With an auction clearance rate of 82% to 84% for the past few weeks, it is now at 81% for the weekend, according to Corelogic, or 79%, according to Domain. The drop stems in particular from a drastic reduction in auction sales in the western suburbs, with Parramatta’s clearance rate dropping from 80% to 66%, and the southwest region down from 70% to 54.6, also due to lower auction volumes.

There are also further concerns that another blow to the market could come with the higher benchmark assessment interest rate for banks enforced by the Australian Prudential Regulation Authority (APRA). With NAB, Westpac and ANZ all increasing the assessment rate for expatriates with foreign-sourced income, Ren Wong, chief executive of N1 Holdings, said this could “deliver another blow to the market similar to the one that accompanied a clampdown on investor lending.”

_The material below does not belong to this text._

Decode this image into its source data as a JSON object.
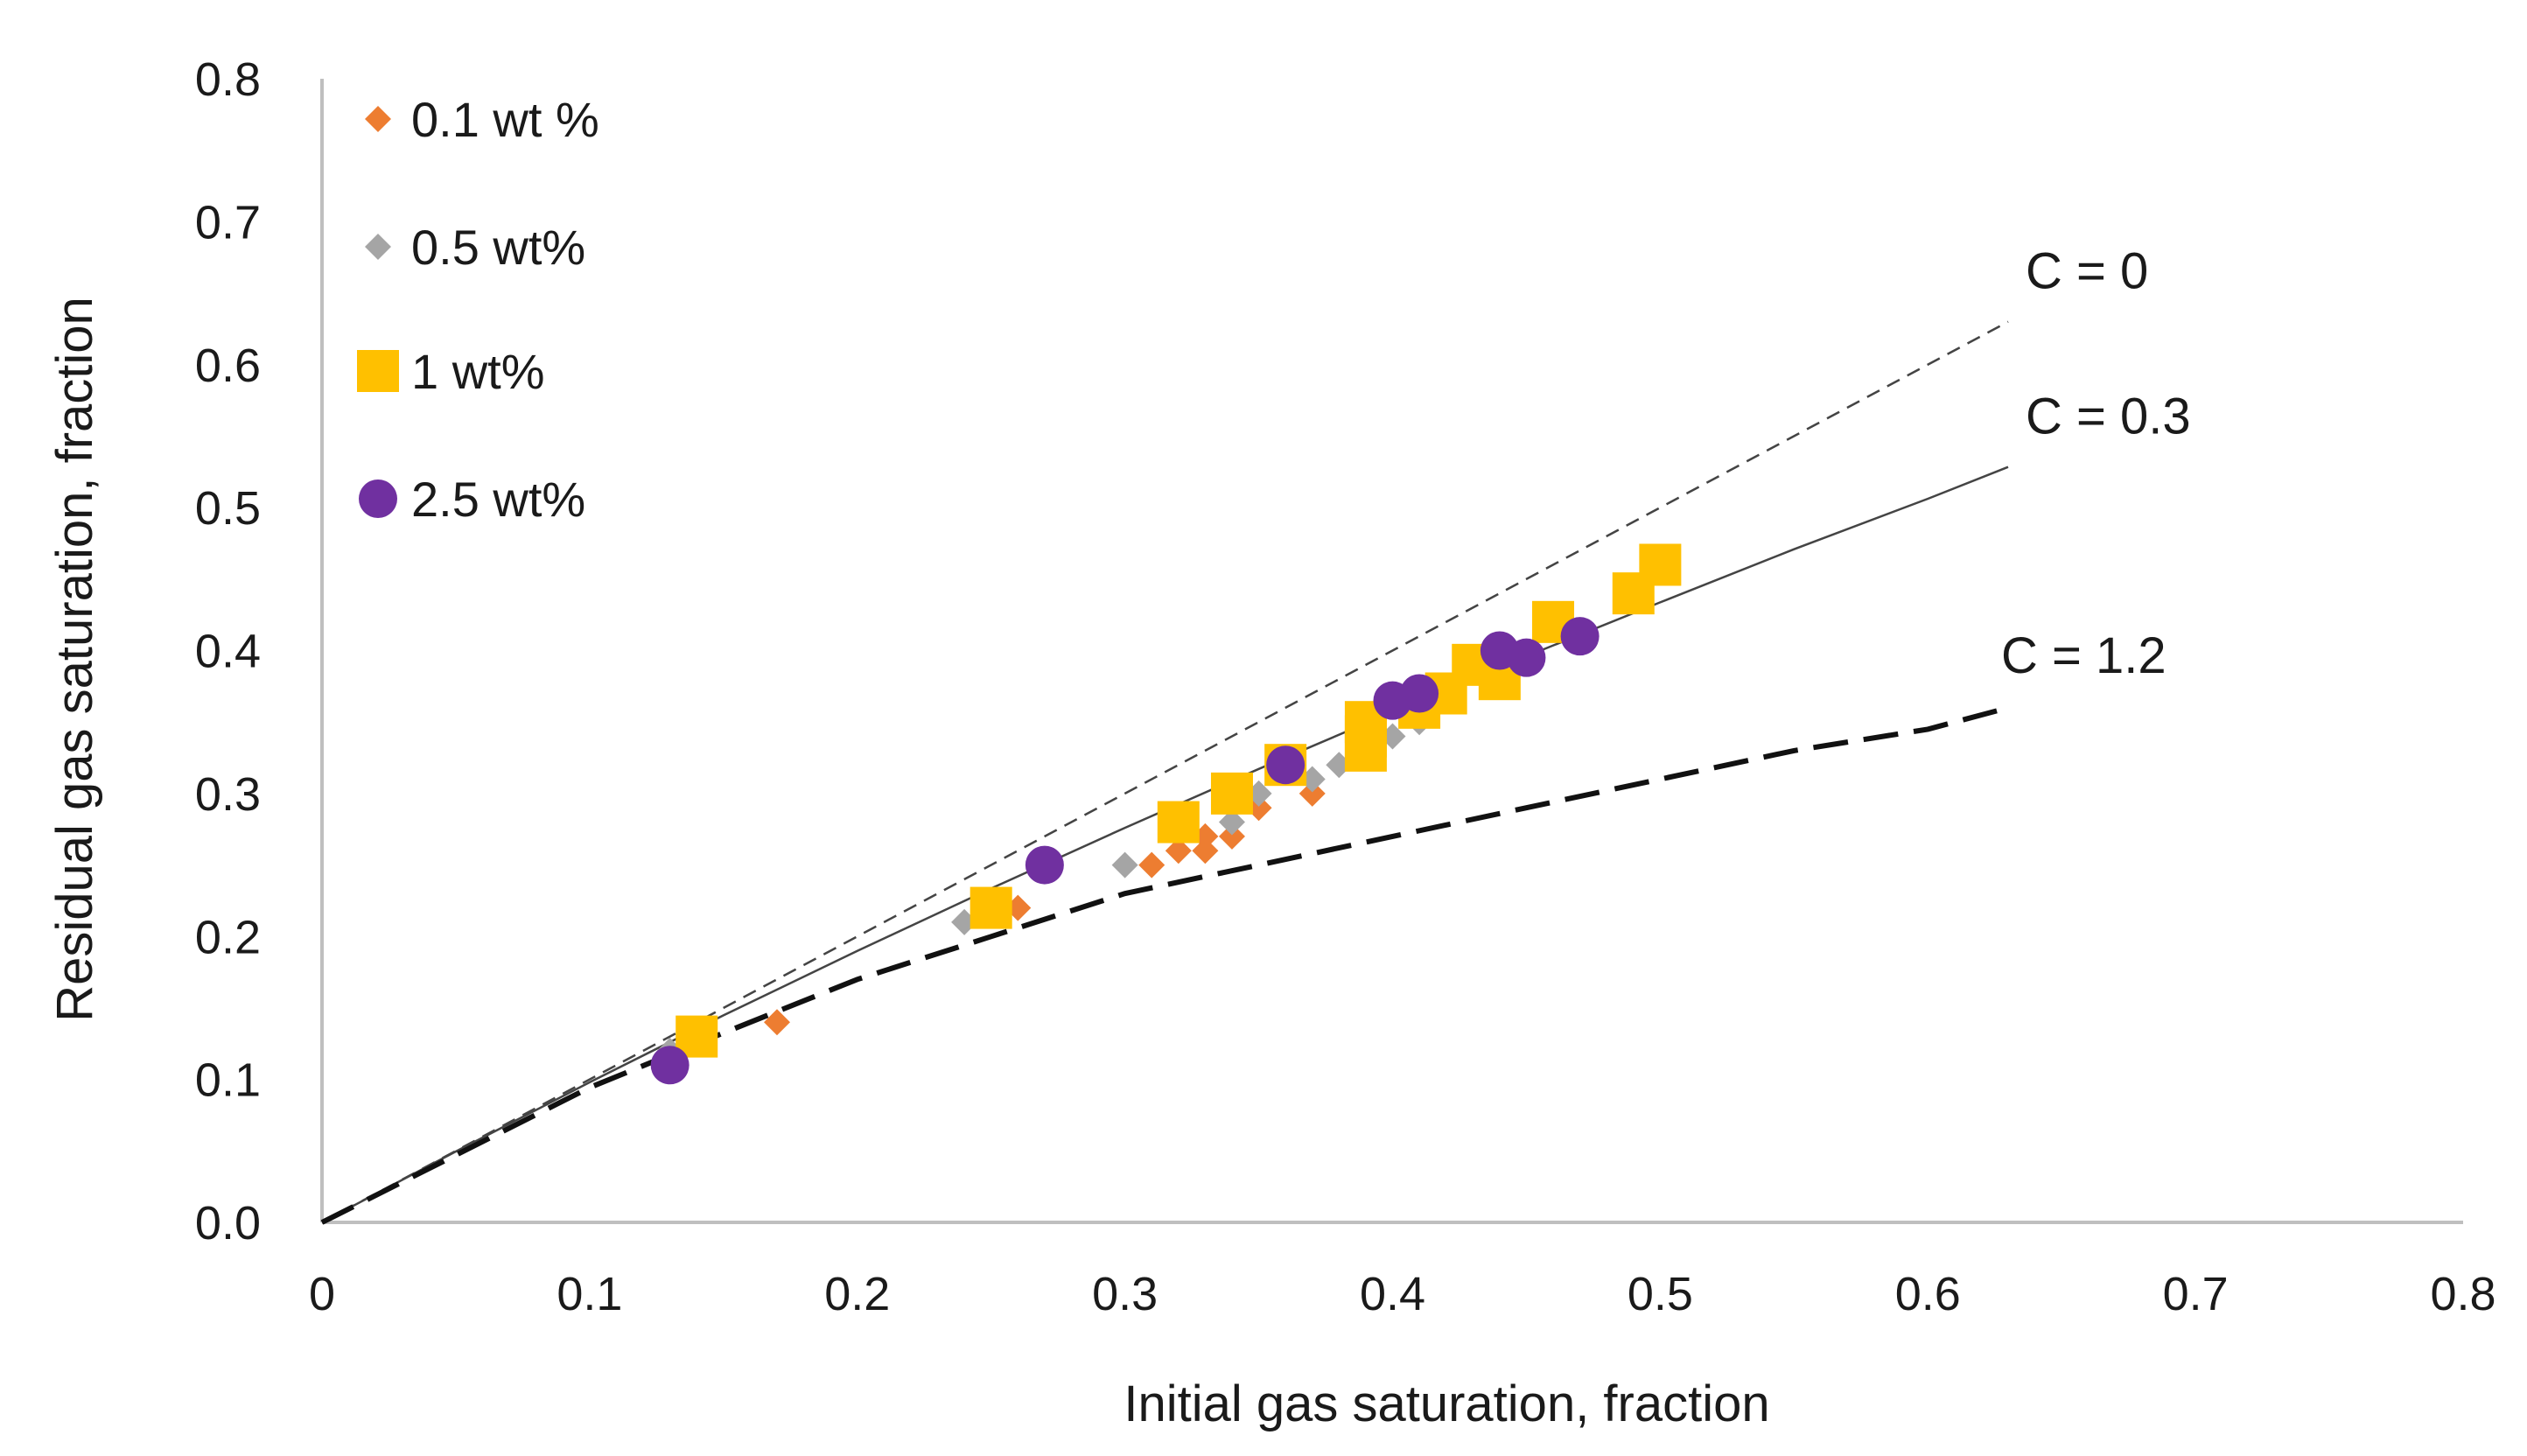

"In the longer term, the assessment rate will impact the market because people with the same level of income are able to borrow less than a couple of months ago, and this will have the same effect as APRA's decision to cap investor lending at 10 per cent,” he said. “It's another tightening measure to cool the market."

Meanwhile, Westpac has rejected a client looking to buy a unit in Jannali due to the property having “too many mortgages”, according to Bill Moses of Century 21. There have also been a number of auctions withdrawn or not cleared in nearby areas such as Auburn, Riverwood, and Revesby, located west and southwest of Sydney.

However, Parramatta is still performing well, particularly its off-the-plan apartments. Over the weekend, a record price of $3 million was paid by Bob Reiman for a penthouse in Coronation Property’s new tower at 8 Phillip Street.

Other sales include 108 apartments at Opera Residences at Circular Quay and 10 of the final 30 apartments of Platino’s Chatswood Place. In Kurraba Point, a four-bedroom apartment sold for $5.4 million. Sydney’s north shore continues to perform strongly, going as high as 90.2%.

The unit market is expected to undergo a shift starting 2017, according to Scott Smith of Smith Property Agents. “The market in the eastern suburbs won’t change but there will be changes in the unit market in 2017 particularly for one bedroom and studios,” he said.